Ich nehme die behauptung Müllenhoffs wider auf; sehe mich freilich genötigt, ihr eine ganz andere wendung zu geben. Während Müllenhoff mit seiner karolingischen hofsprache die vorherrschaft einer mundart vertreten hat, immer darauf aus gewesen ist, die materialen elemente der sprache, die grammatischen formen und einzellaute als regelmässig oder schriftsprachlich zu erweisen, handelt es sich jetzt um dier formale seite unserer überlieferung, um gewisse den schreibgebrauch regelnde orthographische tendenzen.

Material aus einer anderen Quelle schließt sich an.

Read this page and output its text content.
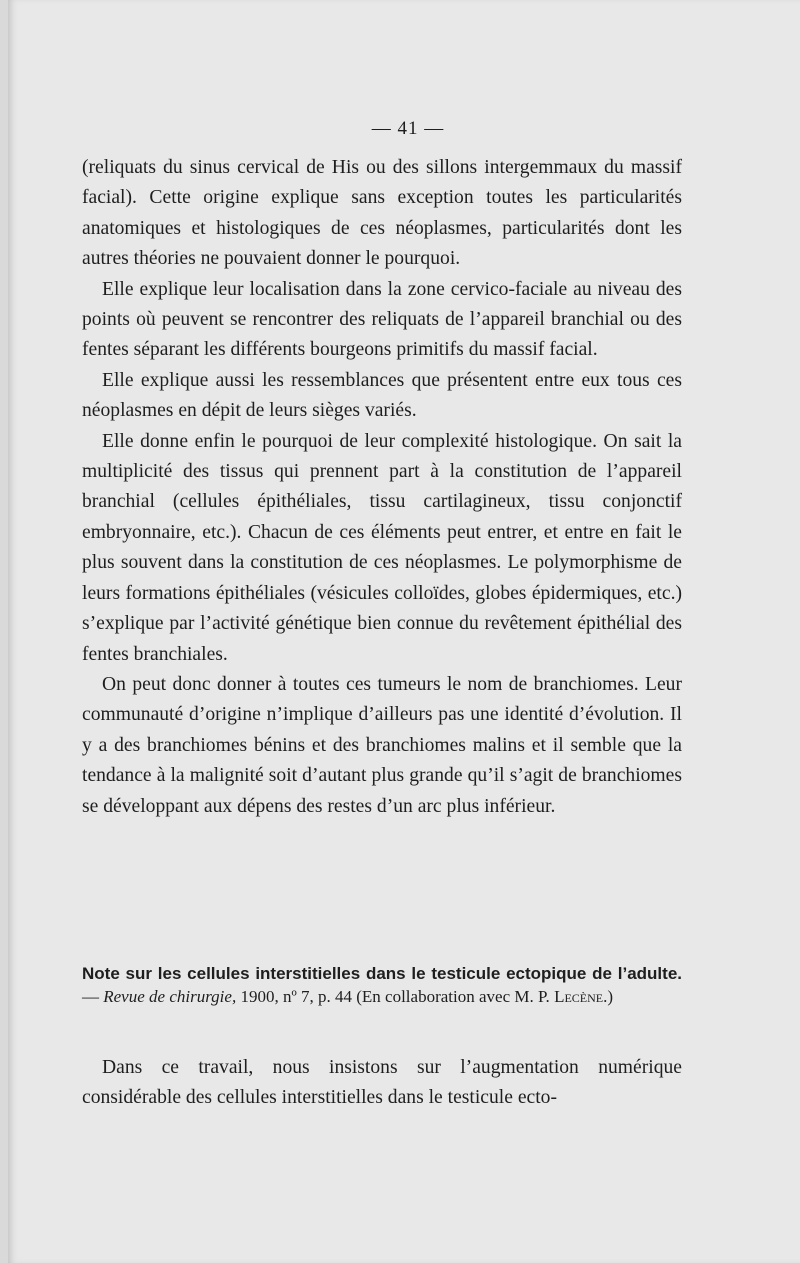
— 41 —

(reliquats du sinus cervical de His ou des sillons intergemmaux du massif facial). Cette origine explique sans exception toutes les particularités anatomiques et histologiques de ces néoplasmes, particularités dont les autres théories ne pouvaient donner le pourquoi.

Elle explique leur localisation dans la zone cervico-faciale au niveau des points où peuvent se rencontrer des reliquats de l’appareil branchial ou des fentes séparant les différents bourgeons primitifs du massif facial.

Elle explique aussi les ressemblances que présentent entre eux tous ces néoplasmes en dépit de leurs sièges variés.

Elle donne enfin le pourquoi de leur complexité histologique. On sait la multiplicité des tissus qui prennent part à la constitution de l’appareil branchial (cellules épithéliales, tissu cartilagineux, tissu conjonctif embryonnaire, etc.). Chacun de ces éléments peut entrer, et entre en fait le plus souvent dans la constitution de ces néoplasmes. Le polymorphisme de leurs formations épithéliales (vésicules colloïdes, globes épidermiques, etc.) s’explique par l’activité génétique bien connue du revêtement épithélial des fentes branchiales.

On peut donc donner à toutes ces tumeurs le nom de branchiomes. Leur communauté d’origine n’implique d’ailleurs pas une identité d’évolution. Il y a des branchiomes bénins et des branchiomes malins et il semble que la tendance à la malignité soit d’autant plus grande qu’il s’agit de branchiomes se développant aux dépens des restes d’un arc plus inférieur.

Note sur les cellules interstitielles dans le testicule ectopique de l’adulte. — Revue de chirurgie, 1900, nº 7, p. 44 (En collaboration avec M. P. Lecène.)

Dans ce travail, nous insistons sur l’augmentation numérique considérable des cellules interstitielles dans le testicule ecto-
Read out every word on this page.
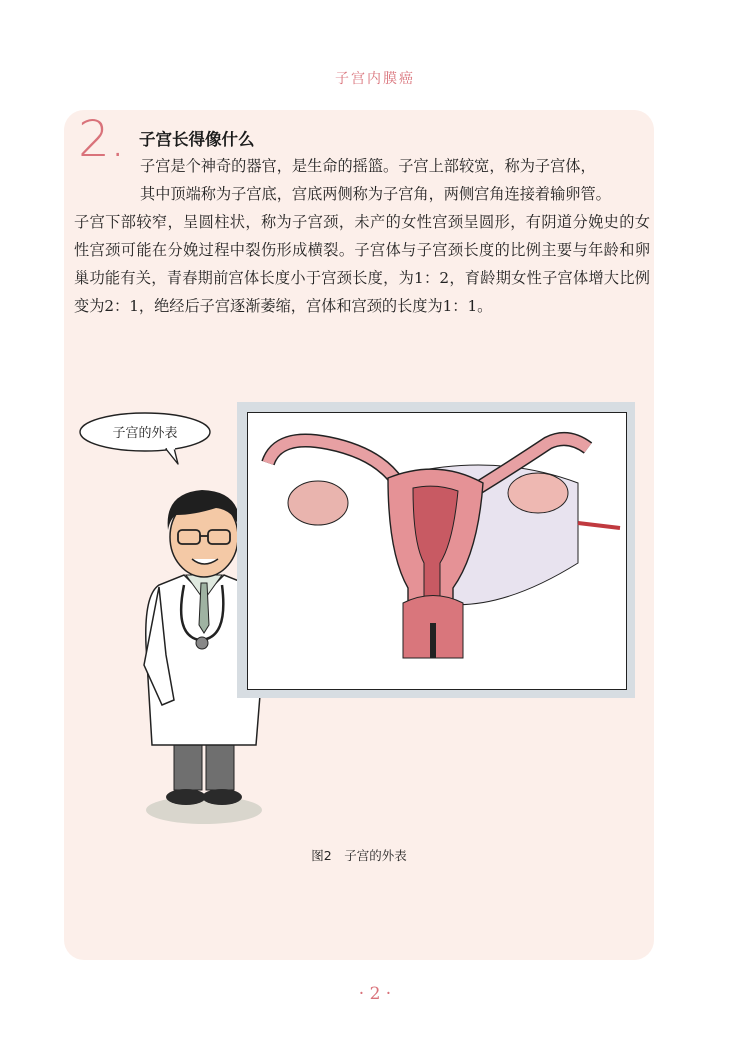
子宫内膜癌
2. 子宫长得像什么
子宫是个神奇的器官，是生命的摇篮。子宫上部较宽，称为子宫体，
其中顶端称为子宫底，宫底两侧称为子宫角，两侧宫角连接着输卵管。
子宫下部较窄，呈圆柱状，称为子宫颈，未产的女性宫颈呈圆形，有阴道分娩史的女性宫颈可能在分娩过程中裂伤形成横裂。子宫体与子宫颈长度的比例主要与年龄和卵巢功能有关，青春期前宫体长度小于宫颈长度，为1：2，育龄期女性子宫体增大比例变为2：1，绝经后子宫逐渐萎缩，宫体和宫颈的长度为1：1。
子宫的外表
图2　子宫的外表
· 2 ·
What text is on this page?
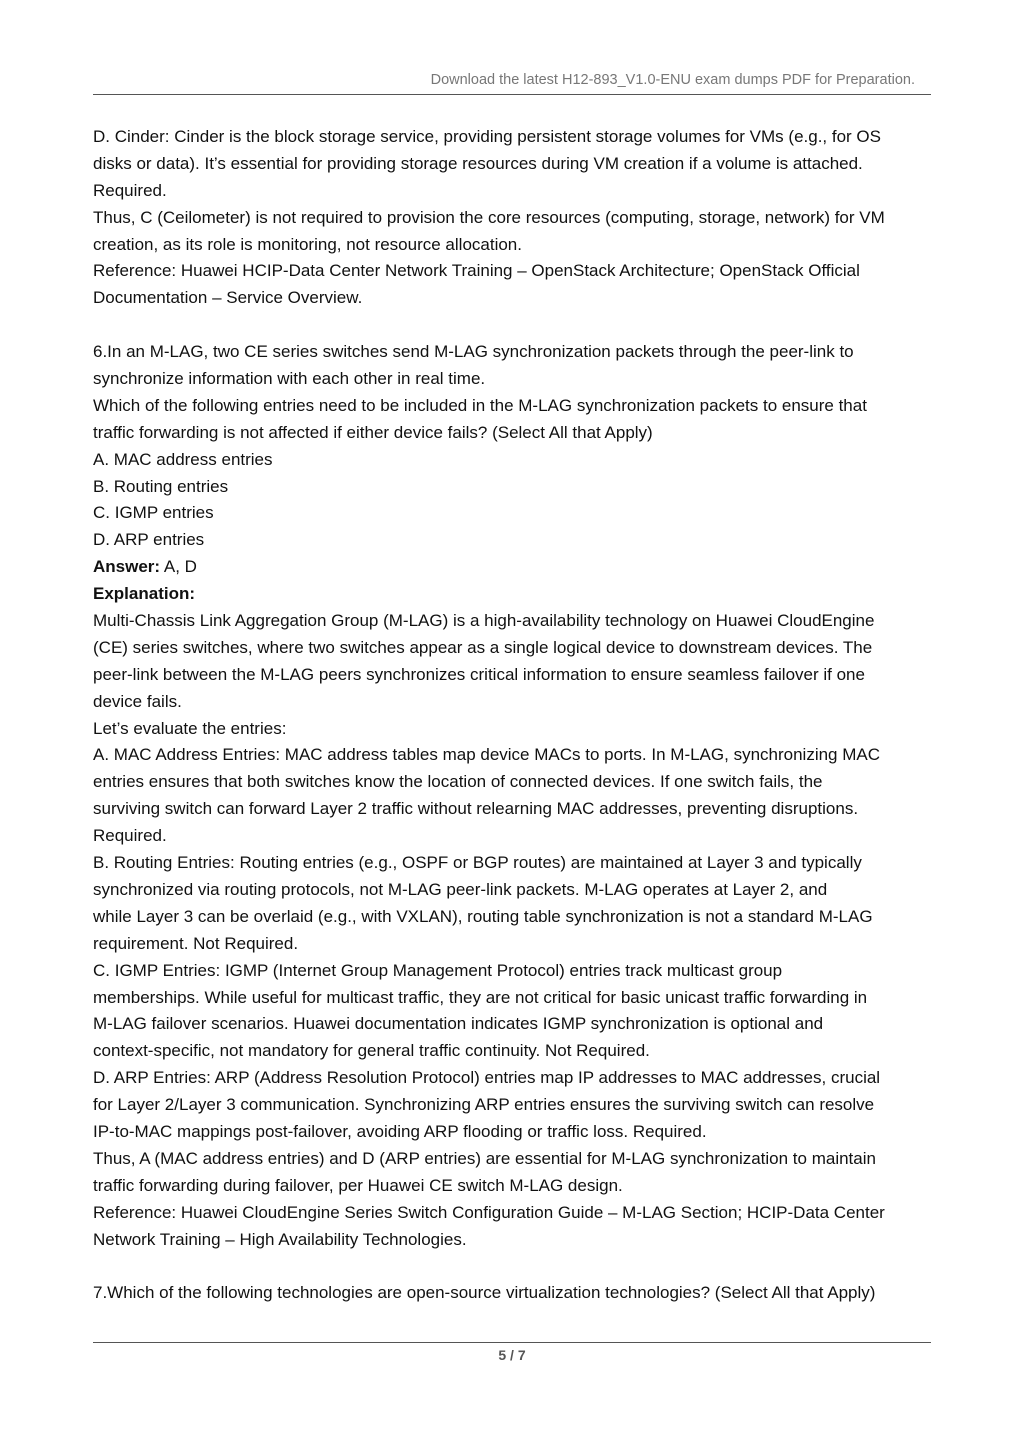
Download the latest H12-893_V1.0-ENU exam dumps PDF for Preparation.
D. Cinder: Cinder is the block storage service, providing persistent storage volumes for VMs (e.g., for OS
disks or data). It’s essential for providing storage resources during VM creation if a volume is attached.
Required.
Thus, C (Ceilometer) is not required to provision the core resources (computing, storage, network) for VM
creation, as its role is monitoring, not resource allocation.
Reference: Huawei HCIP-Data Center Network Training – OpenStack Architecture; OpenStack Official
Documentation – Service Overview.
6.In an M-LAG, two CE series switches send M-LAG synchronization packets through the peer-link to
synchronize information with each other in real time.
Which of the following entries need to be included in the M-LAG synchronization packets to ensure that
traffic forwarding is not affected if either device fails? (Select All that Apply)
A. MAC address entries
B. Routing entries
C. IGMP entries
D. ARP entries
Answer: A, D
Explanation:
Multi-Chassis Link Aggregation Group (M-LAG) is a high-availability technology on Huawei CloudEngine
(CE) series switches, where two switches appear as a single logical device to downstream devices. The
peer-link between the M-LAG peers synchronizes critical information to ensure seamless failover if one
device fails.
Let’s evaluate the entries:
A. MAC Address Entries: MAC address tables map device MACs to ports. In M-LAG, synchronizing MAC
entries ensures that both switches know the location of connected devices. If one switch fails, the
surviving switch can forward Layer 2 traffic without relearning MAC addresses, preventing disruptions.
Required.
B. Routing Entries: Routing entries (e.g., OSPF or BGP routes) are maintained at Layer 3 and typically
synchronized via routing protocols, not M-LAG peer-link packets. M-LAG operates at Layer 2, and
while Layer 3 can be overlaid (e.g., with VXLAN), routing table synchronization is not a standard M-LAG
requirement. Not Required.
C. IGMP Entries: IGMP (Internet Group Management Protocol) entries track multicast group
memberships. While useful for multicast traffic, they are not critical for basic unicast traffic forwarding in
M-LAG failover scenarios. Huawei documentation indicates IGMP synchronization is optional and
context-specific, not mandatory for general traffic continuity. Not Required.
D. ARP Entries: ARP (Address Resolution Protocol) entries map IP addresses to MAC addresses, crucial
for Layer 2/Layer 3 communication. Synchronizing ARP entries ensures the surviving switch can resolve
IP-to-MAC mappings post-failover, avoiding ARP flooding or traffic loss. Required.
Thus, A (MAC address entries) and D (ARP entries) are essential for M-LAG synchronization to maintain
traffic forwarding during failover, per Huawei CE switch M-LAG design.
Reference: Huawei CloudEngine Series Switch Configuration Guide – M-LAG Section; HCIP-Data Center
Network Training – High Availability Technologies.
7.Which of the following technologies are open-source virtualization technologies? (Select All that Apply)
5 / 7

Diese normen konnten nach den herrschenden strömungen keines andern ursprungs sein, als unter den für die schreibung des neuen karolingischen lateins in die praxis umgesetzten regeln. In welcher weise die herstellung einer gleichmässigen, leicht lesbaren schrift stattgefunden hat, ist im einzelnen noch nicht bekannt, aber es steht seit den untersuchungen Leopolde Delisle's fest, dass der anstoss zu der kalligraphischen reform in Deutschland vom hofe ausgegangen ist. Es ist die schrift, in der die mehrzahl der althochdeutschen sprachdenkmäler überliefert ist; sie ist bekanntlich rasch im 9. jahrhundert in einhcitlichem ductus durchgedrungen und von den individuellen varietäten abgesehen gleichmässig in den litterarisch tätigen schreibstuben der deutschen klöster eingebürgert (Pauls Grundr. 12, 277 fg.).

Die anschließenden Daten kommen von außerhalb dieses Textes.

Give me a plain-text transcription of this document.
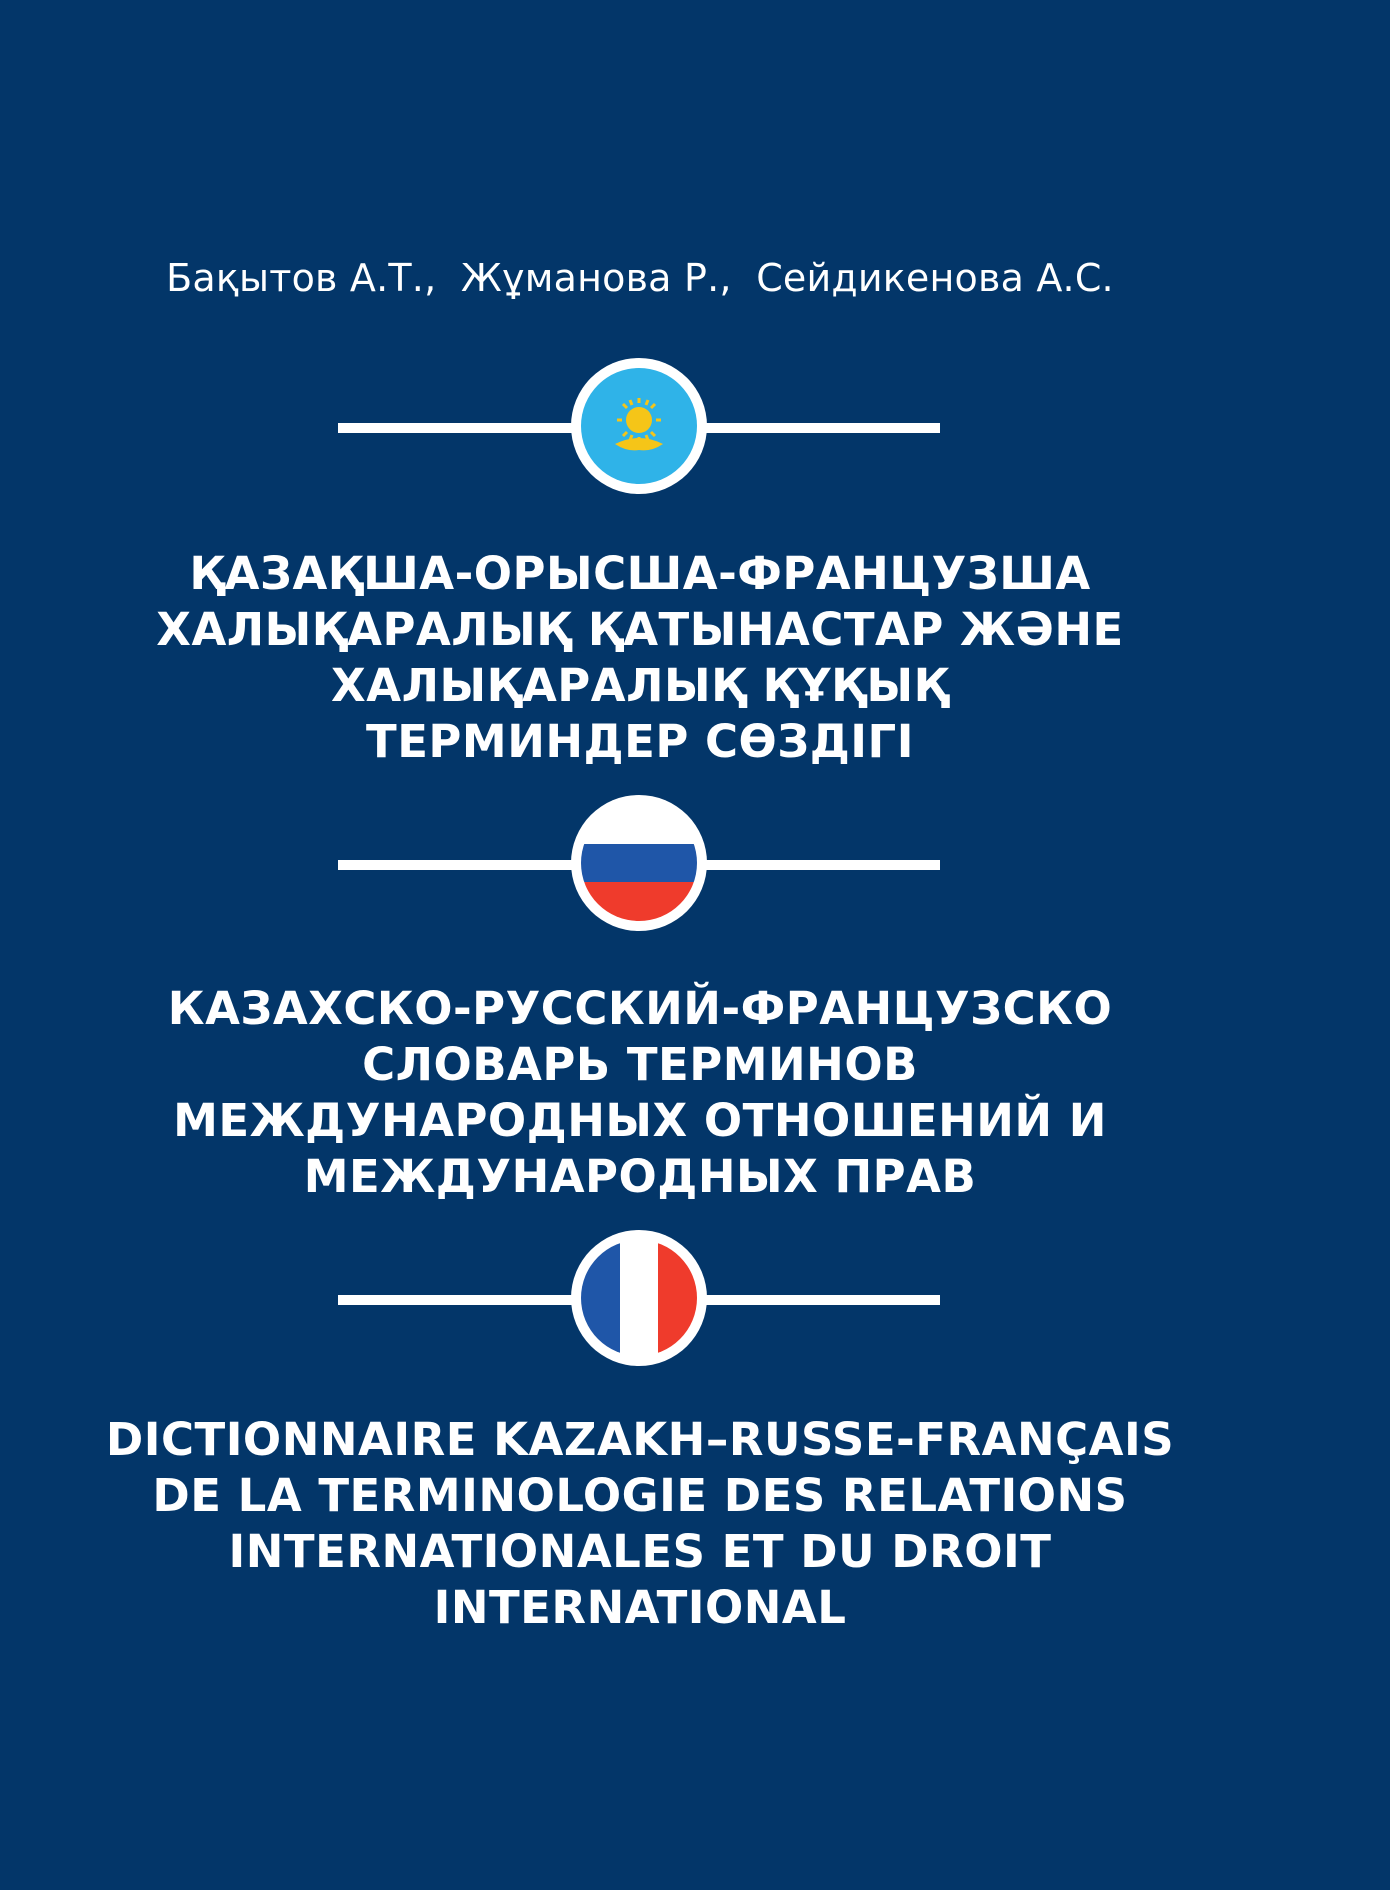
Бақытов А.Т., Жұманова Р., Сейдикенова А.С.
ҚАЗАҚША-ОРЫСША-ФРАНЦУЗША
ХАЛЫҚАРАЛЫҚ ҚАТЫНАСТАР ЖӘНЕ
ХАЛЫҚАРАЛЫҚ ҚҰҚЫҚ
ТЕРМИНДЕР СӨЗДІГІ
КАЗАХСКО-РУССКИЙ-ФРАНЦУЗСКО
СЛОВАРЬ ТЕРМИНОВ
МЕЖДУНАРОДНЫХ ОТНОШЕНИЙ И
МЕЖДУНАРОДНЫХ ПРАВ
DICTIONNAIRE KAZAKH–RUSSE-FRANÇAIS
DE LA TERMINOLOGIE DES RELATIONS
INTERNATIONALES ET DU DROIT
INTERNATIONAL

Von derselben tragweite ist die reform der lateinischen orthographie gewesen. Dafür hat sich der kaiser Karl lebhaft interessiert und es ist ihm ein ebenso rascher erfolg beschieden gewesen; ‘indem lehre und methode, anregung und eifer sich in unzählige schulen und klöster fortpflanzte, wuchs eine ganze generation in höherer bildung heran und wurde speciell auch befähigt ein correctes, wenn auch einfaches latein zu reden und zu schreiben’ (Th. Sickel, Lehre von den urkunden der ersten Karolinger s. 156 fg.). Doch hat sich vieles erst unter Ludwig durchgesetzt; während der regierungszeit Karls des grossen kehren noch immer archaismen unter den neumodischen correctheiten wider. Das ist uns längst nicht bloss aus den urkunden, sondern auch aus den lateinisch-deutschen sprachdenkmälern geläufig (Sickel a.a.o.s. 150 fgg.).
Aber dadurch wird das verdienst der vom hofe Karls ausgehenden orthographiereform nicht herabgesetzt. Der name Alcuins ist mit diesem ruhmreichen werk vor allen andern verknüpft: erst seine schüler haben diese reformen in die klöster getragen.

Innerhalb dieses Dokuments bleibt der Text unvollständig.